Why no defenses? Elephant Evolution Scales Poaching Tips WIVT


WASHINGTON (AP) – A large set of tusks is generally an advantage for elephants, allowing them to dig for water, bark for food, and play with other elephants. But during episodes of intense ivory poaching, these large incisors become a handicap.

Now researchers have highlighted how years of civil war and poaching in Mozambique have led to a greater proportion of elephants that will never develop tusks.

During the 1977-1992 conflict, fighters on both sides slaughtered elephants for ivory in order to fund war efforts. In the area that is now Gorongosa National Park, around 90% of the elephants have been killed.

The survivors were likely to share one key characteristic: Half of the females were naturally defenseless – they simply never developed tusks – while before the war, less than a fifth had no tusks.

Like eye color in humans, genes are responsible for elephants inheriting tusks from their parents. Although the absence of tusks was once rare in African savannah elephants, it has become more common – as a rare eye color that is becoming widespread.

After the war, these helpless surviving females passed on their genes with expected but also surprising results. About half of their daughters were helpless. More puzzled, two-thirds of their offspring were females.

The years of unrest “changed the evolutionary trajectory of this population,” said evolutionary biologist Shane Campbell-Staton, based at Princeton University.

With colleagues, he worked to understand how the pressure of the ivory trade had tipped the balance of natural selection. Their findings were published Thursday in the journal Science.

Researchers in Mozambique, including biologists Dominique Gonçalves and Joyce Poole, observed the approximately 800 elephants in the national park for several years to create a catalog of mothers and offspring.

“Female calves stay close to their mothers, as do males until a certain age,” said Poole, scientific director and co-founder of the nonprofit ElephantVoices.

Poole had previously seen other cases of elephant populations with disproportionate numbers of defenseless females after intense poaching, notably in Uganda, Tanzania and Kenya. “I wonder why it’s the females that haven’t had tusks for a very long time,” said Poole, co-author of the study.

In Gorongosa, the team collected blood samples from seven female elephants with tusks and 11 female elephants without tusks, and then analyzed their DNA for differences.

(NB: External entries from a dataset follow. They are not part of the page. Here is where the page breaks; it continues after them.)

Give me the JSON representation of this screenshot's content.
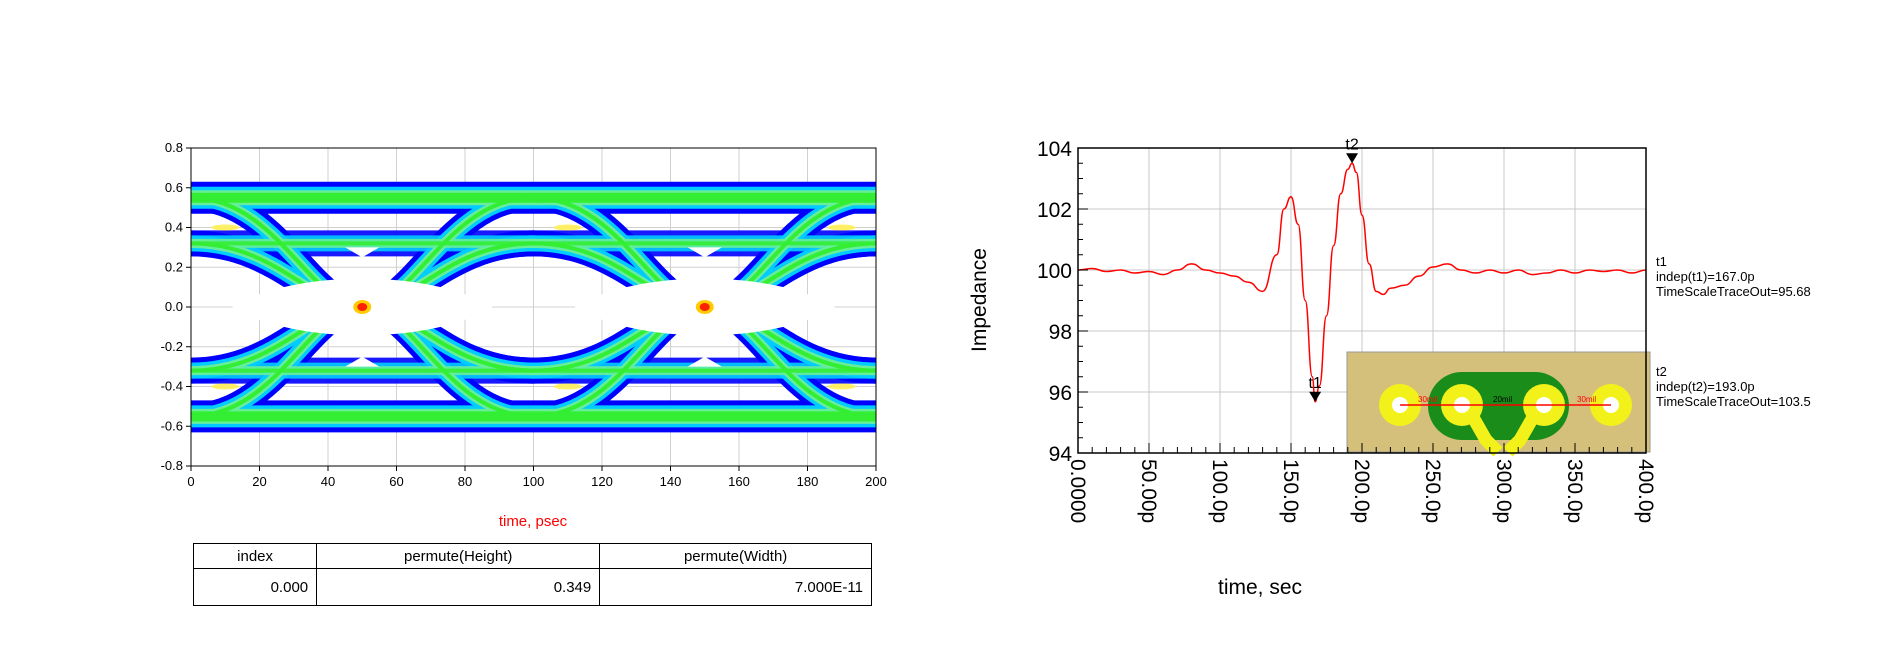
{
  "eye_diagram": {
    "xlabel": "time, psec",
    "colors": {
      "xlabel": "#ff0000",
      "outer_band": "#0000ff",
      "inner_band": "#00ccff",
      "transition": "#33ee33",
      "hot": "#ff2200"
    },
    "table": {
      "headers": [
        "index",
        "permute(Height)",
        "permute(Width)"
      ],
      "row": [
        "0.000",
        "0.349",
        "7.000E-11"
      ]
    }
  },
  "chart_data": [
    {
      "type": "heatmap",
      "title": "",
      "xlabel": "time, psec",
      "ylabel": "",
      "xlim": [
        0,
        200
      ],
      "ylim": [
        -0.8,
        0.8
      ],
      "x_ticks": [
        "0",
        "20",
        "40",
        "60",
        "80",
        "100",
        "120",
        "140",
        "160",
        "180",
        "200"
      ],
      "y_ticks": [
        "0.8",
        "0.6",
        "0.4",
        "0.2",
        "0.0",
        "-0.2",
        "-0.4",
        "-0.6",
        "-0.8"
      ],
      "grid": true,
      "description_values": {
        "eye_crossings_ps": [
          50,
          150
        ],
        "high_level": 0.55,
        "low_level": -0.55,
        "inner_levels": [
          0.32,
          -0.32
        ]
      }
    },
    {
      "type": "line",
      "title": "",
      "xlabel": "time, sec",
      "ylabel": "Impedance",
      "xlim": [
        0,
        400
      ],
      "ylim": [
        94,
        104
      ],
      "x_ticks": [
        "0.0000",
        "50.00p",
        "100.0p",
        "150.0p",
        "200.0p",
        "250.0p",
        "300.0p",
        "350.0p",
        "400.0p"
      ],
      "y_ticks": [
        "104",
        "102",
        "100",
        "98",
        "96",
        "94"
      ],
      "grid": true,
      "series": [
        {
          "color": "#ff0000",
          "x": [
            0,
            10,
            20,
            30,
            40,
            50,
            60,
            70,
            80,
            90,
            100,
            110,
            120,
            130,
            140,
            145,
            150,
            155,
            160,
            165,
            167,
            170,
            175,
            180,
            185,
            190,
            193,
            196,
            200,
            205,
            210,
            215,
            220,
            230,
            240,
            250,
            260,
            270,
            280,
            290,
            300,
            310,
            320,
            330,
            340,
            350,
            360,
            370,
            380,
            390,
            400
          ],
          "y": [
            100.0,
            100.05,
            99.95,
            100.0,
            99.9,
            99.95,
            99.85,
            100.0,
            100.2,
            100.0,
            99.9,
            99.8,
            99.6,
            99.3,
            100.5,
            102.0,
            102.4,
            101.5,
            99.0,
            96.5,
            95.68,
            96.2,
            98.5,
            100.8,
            102.5,
            103.3,
            103.5,
            103.2,
            101.8,
            100.2,
            99.3,
            99.2,
            99.4,
            99.5,
            99.8,
            100.1,
            100.2,
            100.0,
            99.9,
            100.0,
            99.9,
            100.0,
            99.85,
            99.9,
            100.0,
            99.9,
            100.0,
            99.95,
            100.0,
            99.9,
            100.0
          ]
        }
      ],
      "markers": [
        {
          "name": "t1",
          "x": 167.0,
          "y": 95.68,
          "lines": [
            "t1",
            "indep(t1)=167.0p",
            "TimeScaleTraceOut=95.68"
          ]
        },
        {
          "name": "t2",
          "x": 193.0,
          "y": 103.5,
          "lines": [
            "t2",
            "indep(t2)=193.0p",
            "TimeScaleTraceOut=103.5"
          ]
        }
      ]
    }
  ],
  "inset": {
    "left_label": "30mil",
    "center_label": "20mil",
    "right_label": "30mil",
    "colors": {
      "board": "#d4c07a",
      "copper": "#1a8c1a",
      "pad": "#f2f21a",
      "trace": "#ff0000"
    }
  }
}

The elephant survey data gave them an idea of ​​where to look: because the helpless elephants were females, they focused on the X chromosome. (Women have two X chromosomes; men have one X chromosome and one Y chromosome.)

They also suspected that the affected gene was dominant – meaning that a female only needs one altered gene to become defenseless – and that when passed to male embryos, it can bypass their development.

“When mothers pass it on, we think sons probably die early in development, a miscarriage,” said Brian Arnold, co-author and evolutionary biologist at Princeton.

Their genetic analysis revealed two key pieces of elephant DNA that they believe play a role in transmitting the defenseless trait. The same genes are associated with the development of teeth in other mammals.

“They produced compelling evidence for the genetic changes,” said Chris Darimont, a conservation scientist at the University of Victoria in Canada, who was not involved in the research. The work “helps scientists and the public to understand how our society can have a major influence on the evolution of other forms of life.”

Most people think of evolution to be slow, but humans can step on the accelerator.

“When we think of natural selection, we think it takes place over hundreds, if not thousands of years,” said Samuel Wasser, a conservation biologist at the University of Washington, who was not involved. in the search. “The fact that this dramatic selection for defenselessness occurred over 15 years is one of the most astonishing findings.”

Now scientists are studying what defenseless elephants mean to the species and its savannah environment. Their preliminary analysis of fecal samples suggests that Gorongosa elephants modify their diet, without long incisors to peel bark from trees.

“The helpless females ate mostly grass, while the tusked animals ate more legumes and leathery woody plants,” said Robert Pringle, co-author and biologist at Princeton University. “These changes will last for at least several generations of elephants.”